Wenn sich der Spieß umdreht - Buchumschlag

Wenn sich der Spieß umdreht

Ivana Vanessa Jameson

Kapitel 2

LUCY

Ich weiß nicht, wie viele Stunden oder Minuten an diesem dunklen Ort vergingen - die Zeit nicht ablesen zu können, war frustrierender als ich dachte.

Die Stille war so ohrenbetäubend. Die Ironie des Ganzen war lächerlich, aber wahr. Nichts außer meinem eigenen Atem und Herzschlag zu hören, trieb mich in den Wahnsinn.

Ich brauchte etwas - irgendetwas - um mich abzulenken. Ich war es leid, mir eine Million Möglichkeiten auszumalen, wie der Lykaner mich töten würde. Ich kroch langsam vorwärts und setzte mich an die kalten Gitterstäbe meiner Zelle.

„O'zaak... O'zaak!", rief ich so leise, wie ich konnte.

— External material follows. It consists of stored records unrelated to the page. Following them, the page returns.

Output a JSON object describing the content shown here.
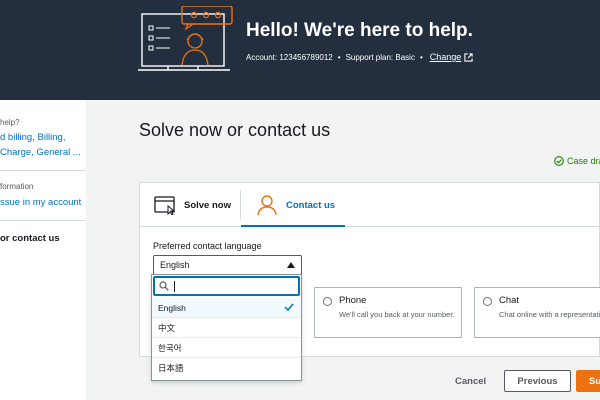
{
  "header": {
    "greeting": "Hello!  We're here to help.",
    "account_label": "Account: 123456789012",
    "support_plan": "Support plan: Basic",
    "change_link": "Change",
    "bg_color": "#232f3e"
  },
  "sidebar": {
    "section1_heading": "help?",
    "section1_line1": "d billing, Billing,",
    "section1_line2": "Charge, General ...",
    "section2_heading": "formation",
    "section2_link": "ssue in my account",
    "active_item": "or contact us"
  },
  "main": {
    "title": "Solve now or contact us",
    "draft_status": "Case dra",
    "tabs": {
      "solve": "Solve now",
      "contact": "Contact us"
    },
    "language_label": "Preferred contact language",
    "language_selected": "English",
    "options": {
      "phone_title": "Phone",
      "phone_desc": "We'll call you back at your number.",
      "chat_title": "Chat",
      "chat_desc": "Chat online with a representative."
    }
  },
  "dropdown": {
    "search_placeholder": "",
    "items": [
      "English",
      "中文",
      "한국어",
      "日本語"
    ],
    "selected_index": 0
  },
  "buttons": {
    "cancel": "Cancel",
    "previous": "Previous",
    "submit": "Su"
  },
  "colors": {
    "link": "#0073bb",
    "primary": "#ec7211",
    "success": "#1d8102"
  }
}
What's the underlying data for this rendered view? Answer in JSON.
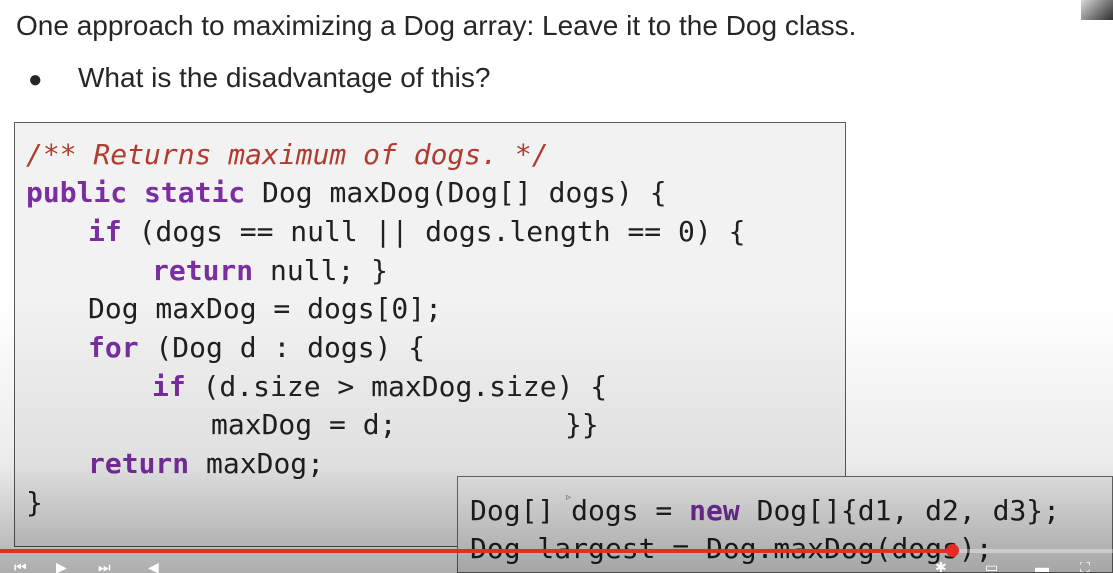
{
  "slide": {
    "title": "One approach to maximizing a Dog array: Leave it to the Dog class.",
    "bullet": "What is the disadvantage of this?"
  },
  "code": {
    "comment": "/** Returns maximum of dogs. */",
    "line2_kw1": "public",
    "line2_kw2": "static",
    "line2_rest": " Dog maxDog(Dog[] dogs) {",
    "line3_kw": "if",
    "line3_rest": " (dogs == null || dogs.length == 0) {",
    "line4_kw": "return",
    "line4_rest": " null; }",
    "line5": "Dog maxDog = dogs[0];",
    "line6_kw": "for",
    "line6_rest": " (Dog d : dogs) {",
    "line7_kw": "if",
    "line7_rest": " (d.size > maxDog.size) {",
    "line8": "maxDog = d;          }}",
    "line9_kw": "return",
    "line9_rest": " maxDog;",
    "line10": "}"
  },
  "snippet": {
    "line1_pre": "Dog[] dogs = ",
    "line1_kw": "new",
    "line1_post": " Dog[]{d1, d2, d3};",
    "line2": "Dog largest = Dog.maxDog(dogs);"
  },
  "player": {
    "progress_fraction": 0.855,
    "played_color": "#e52d27",
    "icons": [
      "skip-previous-icon",
      "play-icon",
      "skip-next-icon",
      "volume-icon",
      "settings-icon",
      "miniplayer-icon",
      "theater-icon",
      "fullscreen-icon"
    ]
  },
  "colors": {
    "keyword": "#7a2ea0",
    "comment": "#b03c2e",
    "text": "#202020",
    "code_background": "#f2f2f2"
  }
}
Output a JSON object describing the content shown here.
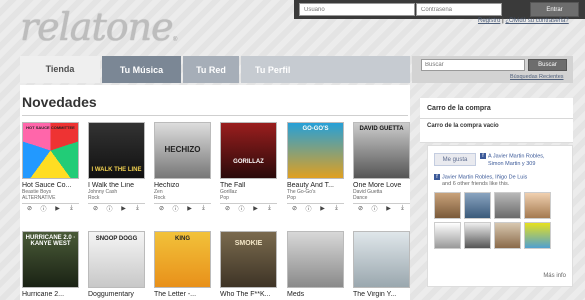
{
  "logo": {
    "text": "relatone",
    "reg": "®"
  },
  "login": {
    "user_placeholder": "Usuario",
    "pass_placeholder": "Contraseña",
    "enter_label": "Entrar",
    "register_label": "Registro",
    "separator": " | ",
    "forgot_label": "¿Olvidó su contraseña?"
  },
  "tabs": [
    "Tienda",
    "Tu Música",
    "Tu Red",
    "Tu Perfil"
  ],
  "search": {
    "placeholder": "Buscar",
    "button": "Buscar",
    "advanced": "Búsquedas Recientes"
  },
  "main": {
    "title": "Novedades",
    "albums": [
      {
        "title": "Hot Sauce Co...",
        "artist": "Beastie Boys",
        "genre": "ALTERNATIVE",
        "cover_text": "HOT SAUCE COMMITTEE"
      },
      {
        "title": "I Walk the Line",
        "artist": "Johnny Cash",
        "genre": "Rock",
        "cover_text": "I WALK THE LINE"
      },
      {
        "title": "Hechizo",
        "artist": "Zen",
        "genre": "Rock",
        "cover_text": "HECHIZO"
      },
      {
        "title": "The Fall",
        "artist": "Gorillaz",
        "genre": "Pop",
        "cover_text": "GORILLAZ"
      },
      {
        "title": "Beauty And T...",
        "artist": "The Go-Go's",
        "genre": "Pop",
        "cover_text": "GO-GO'S"
      },
      {
        "title": "One More Love",
        "artist": "David Guetta",
        "genre": "Dance",
        "cover_text": "DAVID GUETTA"
      },
      {
        "title": "Hurricane 2...",
        "artist": "",
        "genre": "",
        "cover_text": "HURRICANE 2.0 · KANYE WEST"
      },
      {
        "title": "Doggumentary",
        "artist": "",
        "genre": "",
        "cover_text": "SNOOP DOGG"
      },
      {
        "title": "The Letter -...",
        "artist": "",
        "genre": "",
        "cover_text": "KING"
      },
      {
        "title": "Who The F**K...",
        "artist": "",
        "genre": "",
        "cover_text": "SMOKIE"
      },
      {
        "title": "Meds",
        "artist": "",
        "genre": "",
        "cover_text": ""
      },
      {
        "title": "The Virgin Y...",
        "artist": "",
        "genre": "",
        "cover_text": ""
      }
    ],
    "controls": {
      "cancel": "⊘",
      "info": "ⓘ",
      "play": "▶",
      "download": "⤓"
    }
  },
  "sidebar": {
    "cart_title": "Carro de la compra",
    "cart_empty": "Carro de la compra vacío",
    "fb": {
      "like_label": "Me gusta",
      "line1": "A Javier Martin Robles,",
      "line1b": "Simon Martin y 309",
      "line2": "Javier Martin Robles, Iñigo De Luis",
      "line3": "and 6 other friends like this.",
      "more_info": "Más info"
    }
  },
  "colors": {
    "tab_active_bg": "#efefef",
    "tab_bg": "#808c99",
    "fb_blue": "#3b5998"
  }
}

„Ja... ich lebe noch... Du hast mir nie deinen Namen gesagt, weißt du?", sagte er träge. Es war, als würde man mit einem Mann auf dem Sterbebett sprechen. So hörte sich mein Großvater an, bevor er langsam und qualvoll in seinem Zimmer starb, weil er sich weigerte, sein Haus zu verlassen.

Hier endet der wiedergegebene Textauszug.